The solution to this is to make sure that there are no open files when we make the recursive call. How do we do this? When enumerating the files in a directory, we put all directories into a dllist, and then after closing the directory file, we traverse the list and make the recursive calls. We need to do a strdup() when we put the directories into the dllist. Why? Think it over, or see what happens when you don't do it... The correct and final version of prsize is in src/prsize8.c.
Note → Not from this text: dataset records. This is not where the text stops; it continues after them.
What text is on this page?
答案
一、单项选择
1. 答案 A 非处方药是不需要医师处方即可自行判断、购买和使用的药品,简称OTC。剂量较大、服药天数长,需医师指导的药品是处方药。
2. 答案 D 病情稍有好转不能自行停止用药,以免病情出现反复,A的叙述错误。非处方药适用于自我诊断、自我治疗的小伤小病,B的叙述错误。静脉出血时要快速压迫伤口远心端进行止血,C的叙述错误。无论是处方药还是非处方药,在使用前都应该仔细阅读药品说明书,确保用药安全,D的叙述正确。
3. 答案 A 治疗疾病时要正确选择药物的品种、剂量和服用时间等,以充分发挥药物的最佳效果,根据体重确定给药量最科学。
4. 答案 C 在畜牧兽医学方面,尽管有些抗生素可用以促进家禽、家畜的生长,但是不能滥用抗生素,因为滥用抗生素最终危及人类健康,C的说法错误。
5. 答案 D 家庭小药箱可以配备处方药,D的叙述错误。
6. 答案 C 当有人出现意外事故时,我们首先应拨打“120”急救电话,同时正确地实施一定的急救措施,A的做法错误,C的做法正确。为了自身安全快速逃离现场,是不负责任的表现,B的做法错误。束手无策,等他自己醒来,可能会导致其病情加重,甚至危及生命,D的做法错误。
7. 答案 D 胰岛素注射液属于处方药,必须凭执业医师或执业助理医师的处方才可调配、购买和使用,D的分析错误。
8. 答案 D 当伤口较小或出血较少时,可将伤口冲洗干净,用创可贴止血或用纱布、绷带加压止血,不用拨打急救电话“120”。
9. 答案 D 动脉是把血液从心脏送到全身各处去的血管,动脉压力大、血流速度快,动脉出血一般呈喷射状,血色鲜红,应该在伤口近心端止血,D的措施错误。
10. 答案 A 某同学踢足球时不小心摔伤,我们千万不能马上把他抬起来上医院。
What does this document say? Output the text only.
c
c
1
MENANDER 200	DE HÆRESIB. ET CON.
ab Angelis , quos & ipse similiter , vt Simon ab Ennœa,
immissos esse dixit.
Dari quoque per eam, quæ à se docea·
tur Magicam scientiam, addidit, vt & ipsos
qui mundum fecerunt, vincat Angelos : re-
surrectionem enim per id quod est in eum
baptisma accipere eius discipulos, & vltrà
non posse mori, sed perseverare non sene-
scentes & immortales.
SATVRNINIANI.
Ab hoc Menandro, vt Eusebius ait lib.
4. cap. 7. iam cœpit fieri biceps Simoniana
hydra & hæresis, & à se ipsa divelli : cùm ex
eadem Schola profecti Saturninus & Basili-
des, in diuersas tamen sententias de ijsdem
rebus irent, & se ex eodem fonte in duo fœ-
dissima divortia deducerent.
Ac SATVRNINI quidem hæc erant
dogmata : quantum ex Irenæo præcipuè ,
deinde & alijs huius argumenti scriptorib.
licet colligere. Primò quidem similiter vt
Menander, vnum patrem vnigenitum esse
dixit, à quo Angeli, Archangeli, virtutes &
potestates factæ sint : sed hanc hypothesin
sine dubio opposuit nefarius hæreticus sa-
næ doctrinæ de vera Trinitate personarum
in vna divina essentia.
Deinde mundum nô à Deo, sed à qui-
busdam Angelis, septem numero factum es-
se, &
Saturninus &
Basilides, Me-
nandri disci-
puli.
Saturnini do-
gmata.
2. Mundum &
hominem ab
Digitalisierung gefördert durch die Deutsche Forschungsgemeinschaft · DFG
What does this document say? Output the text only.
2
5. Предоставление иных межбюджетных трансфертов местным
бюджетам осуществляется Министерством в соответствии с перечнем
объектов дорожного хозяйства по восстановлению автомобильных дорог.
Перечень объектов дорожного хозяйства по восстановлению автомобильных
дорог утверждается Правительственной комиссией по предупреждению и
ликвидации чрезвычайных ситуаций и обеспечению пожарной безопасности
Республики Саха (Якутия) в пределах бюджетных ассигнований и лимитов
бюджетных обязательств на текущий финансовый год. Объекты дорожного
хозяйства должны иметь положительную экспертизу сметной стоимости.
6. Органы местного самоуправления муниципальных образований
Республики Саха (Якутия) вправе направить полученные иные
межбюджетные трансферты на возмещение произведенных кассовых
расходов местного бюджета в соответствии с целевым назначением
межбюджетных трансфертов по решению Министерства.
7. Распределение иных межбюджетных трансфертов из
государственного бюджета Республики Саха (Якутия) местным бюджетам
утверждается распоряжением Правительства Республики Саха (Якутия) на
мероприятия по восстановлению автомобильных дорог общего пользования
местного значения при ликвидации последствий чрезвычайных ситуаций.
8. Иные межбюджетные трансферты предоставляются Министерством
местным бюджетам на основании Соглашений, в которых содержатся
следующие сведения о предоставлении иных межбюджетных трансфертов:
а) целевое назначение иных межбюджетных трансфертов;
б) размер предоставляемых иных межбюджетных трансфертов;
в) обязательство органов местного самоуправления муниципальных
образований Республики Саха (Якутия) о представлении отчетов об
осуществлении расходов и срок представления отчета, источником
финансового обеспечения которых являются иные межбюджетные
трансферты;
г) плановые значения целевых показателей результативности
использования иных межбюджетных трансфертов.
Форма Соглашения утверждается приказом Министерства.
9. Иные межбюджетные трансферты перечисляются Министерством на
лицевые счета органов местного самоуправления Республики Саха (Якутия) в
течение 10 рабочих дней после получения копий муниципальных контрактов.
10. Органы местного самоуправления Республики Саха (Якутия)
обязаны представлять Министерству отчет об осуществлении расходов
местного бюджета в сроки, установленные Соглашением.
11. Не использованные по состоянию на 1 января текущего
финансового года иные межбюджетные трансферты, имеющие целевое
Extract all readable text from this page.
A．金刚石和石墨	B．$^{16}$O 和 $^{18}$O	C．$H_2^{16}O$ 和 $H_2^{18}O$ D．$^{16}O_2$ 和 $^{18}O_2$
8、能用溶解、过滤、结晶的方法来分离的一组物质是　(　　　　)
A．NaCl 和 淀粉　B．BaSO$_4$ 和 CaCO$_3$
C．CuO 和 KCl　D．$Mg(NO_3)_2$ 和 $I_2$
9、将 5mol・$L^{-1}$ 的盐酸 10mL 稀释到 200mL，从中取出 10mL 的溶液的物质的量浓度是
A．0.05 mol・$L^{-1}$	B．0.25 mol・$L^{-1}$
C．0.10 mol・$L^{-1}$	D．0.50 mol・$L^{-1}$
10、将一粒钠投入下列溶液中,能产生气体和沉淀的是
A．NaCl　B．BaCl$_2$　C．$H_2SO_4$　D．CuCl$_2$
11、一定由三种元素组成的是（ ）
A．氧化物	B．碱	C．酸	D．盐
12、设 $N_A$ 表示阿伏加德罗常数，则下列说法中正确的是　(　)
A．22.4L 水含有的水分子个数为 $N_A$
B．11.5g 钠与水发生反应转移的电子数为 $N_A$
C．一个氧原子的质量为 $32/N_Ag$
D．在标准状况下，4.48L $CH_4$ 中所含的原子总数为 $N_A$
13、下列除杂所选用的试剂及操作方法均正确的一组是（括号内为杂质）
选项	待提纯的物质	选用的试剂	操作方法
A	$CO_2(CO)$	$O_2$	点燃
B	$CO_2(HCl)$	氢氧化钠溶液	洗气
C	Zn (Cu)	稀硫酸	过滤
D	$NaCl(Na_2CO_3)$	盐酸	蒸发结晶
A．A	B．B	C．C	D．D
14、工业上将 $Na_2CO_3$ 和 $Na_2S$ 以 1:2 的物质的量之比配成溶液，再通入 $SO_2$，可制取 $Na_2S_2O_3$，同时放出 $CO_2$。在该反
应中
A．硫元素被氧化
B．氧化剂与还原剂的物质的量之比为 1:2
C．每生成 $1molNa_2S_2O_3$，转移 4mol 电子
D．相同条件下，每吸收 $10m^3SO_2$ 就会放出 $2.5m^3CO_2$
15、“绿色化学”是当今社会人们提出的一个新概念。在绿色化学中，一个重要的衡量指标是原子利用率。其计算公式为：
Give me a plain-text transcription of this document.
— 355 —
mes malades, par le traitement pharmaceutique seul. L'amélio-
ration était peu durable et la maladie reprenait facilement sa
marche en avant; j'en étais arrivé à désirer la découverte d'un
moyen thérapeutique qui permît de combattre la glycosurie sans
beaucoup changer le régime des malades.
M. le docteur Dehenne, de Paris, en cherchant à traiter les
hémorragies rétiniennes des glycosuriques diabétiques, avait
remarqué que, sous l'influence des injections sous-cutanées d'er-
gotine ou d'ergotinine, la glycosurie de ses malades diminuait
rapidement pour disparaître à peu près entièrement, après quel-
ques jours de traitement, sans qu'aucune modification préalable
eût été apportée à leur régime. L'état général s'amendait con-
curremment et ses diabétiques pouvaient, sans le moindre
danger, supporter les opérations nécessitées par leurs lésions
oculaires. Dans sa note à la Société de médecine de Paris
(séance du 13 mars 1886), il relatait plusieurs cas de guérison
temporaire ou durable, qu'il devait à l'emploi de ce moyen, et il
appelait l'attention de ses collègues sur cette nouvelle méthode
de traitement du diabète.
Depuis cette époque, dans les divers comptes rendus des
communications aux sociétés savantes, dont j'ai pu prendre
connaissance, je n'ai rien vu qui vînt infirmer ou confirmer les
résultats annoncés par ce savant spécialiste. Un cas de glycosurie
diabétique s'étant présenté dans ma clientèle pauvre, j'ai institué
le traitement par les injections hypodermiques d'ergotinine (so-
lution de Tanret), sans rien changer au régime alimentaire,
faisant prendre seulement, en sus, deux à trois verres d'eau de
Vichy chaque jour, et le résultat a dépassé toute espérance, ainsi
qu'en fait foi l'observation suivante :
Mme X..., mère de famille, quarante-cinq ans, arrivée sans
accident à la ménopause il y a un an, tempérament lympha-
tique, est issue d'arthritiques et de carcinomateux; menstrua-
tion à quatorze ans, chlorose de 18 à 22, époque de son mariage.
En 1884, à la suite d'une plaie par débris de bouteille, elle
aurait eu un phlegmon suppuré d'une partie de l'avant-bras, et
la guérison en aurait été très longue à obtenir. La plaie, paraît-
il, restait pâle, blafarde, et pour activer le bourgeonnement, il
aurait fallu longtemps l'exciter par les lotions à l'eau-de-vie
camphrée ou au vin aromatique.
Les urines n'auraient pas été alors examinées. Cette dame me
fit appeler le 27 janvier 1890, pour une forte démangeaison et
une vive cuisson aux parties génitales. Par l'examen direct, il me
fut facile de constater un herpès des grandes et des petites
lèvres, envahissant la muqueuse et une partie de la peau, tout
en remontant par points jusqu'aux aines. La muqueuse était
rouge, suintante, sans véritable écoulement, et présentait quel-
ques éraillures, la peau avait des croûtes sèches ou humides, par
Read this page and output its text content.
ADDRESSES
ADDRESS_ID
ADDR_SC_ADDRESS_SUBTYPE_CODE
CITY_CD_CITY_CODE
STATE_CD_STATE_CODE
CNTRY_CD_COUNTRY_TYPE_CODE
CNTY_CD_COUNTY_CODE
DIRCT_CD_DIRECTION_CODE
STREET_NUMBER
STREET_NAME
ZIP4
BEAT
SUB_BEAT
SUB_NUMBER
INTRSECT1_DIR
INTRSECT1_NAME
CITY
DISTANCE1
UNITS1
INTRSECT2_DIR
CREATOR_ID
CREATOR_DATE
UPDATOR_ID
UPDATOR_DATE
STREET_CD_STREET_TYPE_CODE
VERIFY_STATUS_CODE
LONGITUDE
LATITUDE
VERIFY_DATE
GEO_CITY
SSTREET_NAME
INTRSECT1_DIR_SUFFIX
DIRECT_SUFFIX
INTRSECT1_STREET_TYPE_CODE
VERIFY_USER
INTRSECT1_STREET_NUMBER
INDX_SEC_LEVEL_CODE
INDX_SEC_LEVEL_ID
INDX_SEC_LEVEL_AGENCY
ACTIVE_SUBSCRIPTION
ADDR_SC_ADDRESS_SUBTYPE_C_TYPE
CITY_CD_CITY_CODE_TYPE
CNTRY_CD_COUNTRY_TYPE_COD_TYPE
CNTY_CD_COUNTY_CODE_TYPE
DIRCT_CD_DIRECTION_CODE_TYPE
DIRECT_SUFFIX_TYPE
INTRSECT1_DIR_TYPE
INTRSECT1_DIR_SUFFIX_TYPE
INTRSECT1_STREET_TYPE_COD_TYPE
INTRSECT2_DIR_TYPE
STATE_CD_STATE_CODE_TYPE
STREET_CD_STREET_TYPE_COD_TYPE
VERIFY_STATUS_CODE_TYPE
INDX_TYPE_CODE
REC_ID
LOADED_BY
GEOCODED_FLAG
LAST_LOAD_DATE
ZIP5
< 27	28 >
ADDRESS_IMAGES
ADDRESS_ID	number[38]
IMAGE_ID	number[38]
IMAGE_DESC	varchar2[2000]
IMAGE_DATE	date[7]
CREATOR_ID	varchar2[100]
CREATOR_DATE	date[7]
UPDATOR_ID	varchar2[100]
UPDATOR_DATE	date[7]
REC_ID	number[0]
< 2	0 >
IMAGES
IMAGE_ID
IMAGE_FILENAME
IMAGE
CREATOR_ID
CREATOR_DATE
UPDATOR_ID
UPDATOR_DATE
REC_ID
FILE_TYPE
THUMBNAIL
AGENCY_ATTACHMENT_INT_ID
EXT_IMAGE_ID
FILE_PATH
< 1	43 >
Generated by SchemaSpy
Here are the changes:
long get_size(const char *fn, JRB inodes) { /* Other variable declarations are deleted. */ Dllist directories, tmp; /* Dllist of directory names, for doing recusion after closing. */ /* Initialize (other code deleted). */ directories = new_dllist(); for (de = readdir(d); de != NULL; de = readdir(d)) { /* Other code deleted */ /* Don't make the recursive call, but instead put the directory into the dllist. */ if (S_ISDIR(buf.st_mode) && strcmp(de->d_name, ".") != 0 && strcmp(de->d_name, "..") != 0) { dll_append(directories, new_jval_s(strdup(dir_fn))); } } /* Make the recursive calls after you've closed the directory. */ closedir(d); dll_traverse(tmp, directories) { total_size += get_size(tmp->val.s, inodes); } /* Clean up. You need to free the strings inside the dllist, because you allocated them with strdup(), and they'll be a memory leak otherwise. */ dll_traverse(tmp, directories) free(tmp->val.s); free_dllist(directories); free(dir_fn); return total_size; } |
Now it works even with 10 file descriptors:
UNIX> ulimit -n 10 UNIX> ../bin/prsize8 381 UNIX>As an aside, it's 2021, and find still has the same bug as prsize7.c:
UNIX> ulimit -a | grep open open files (-n) 10 UNIX> find . -print . ./1 ./1/2 ./1/2/3 ./1/2/3/4 find: ‘./1/2/3/4’: Too many open files UNIX>On the flip side, tar handles it correctly:
UNIX> tar cvf ~/junk.tar . ./ ./1/ ./1/2/ ./1/2/3/ ./1/2/3/4/ ./1/2/3/4/5/ ./1/2/3/4/5/6/ ./1/2/3/4/5/6/7/ ./1/2/3/4/5/6/7/8/ ./1/2/3/4/5/6/7/8/9/ UNIX>When I first wrote this lecture, in the mid 1990's, I made test4 have 257 subdirectories, rather than 10. That way, I didn't have mess with the ulimit command. Within a day, I had an email from our system administrator, complaining that the directory broke the system backup program. It also broke tar. So, I changed the directory to its current structure. I like to think that the good folks who write system tools fixed tar because they stumbled upon my lecture notes. A man can dream, can't he?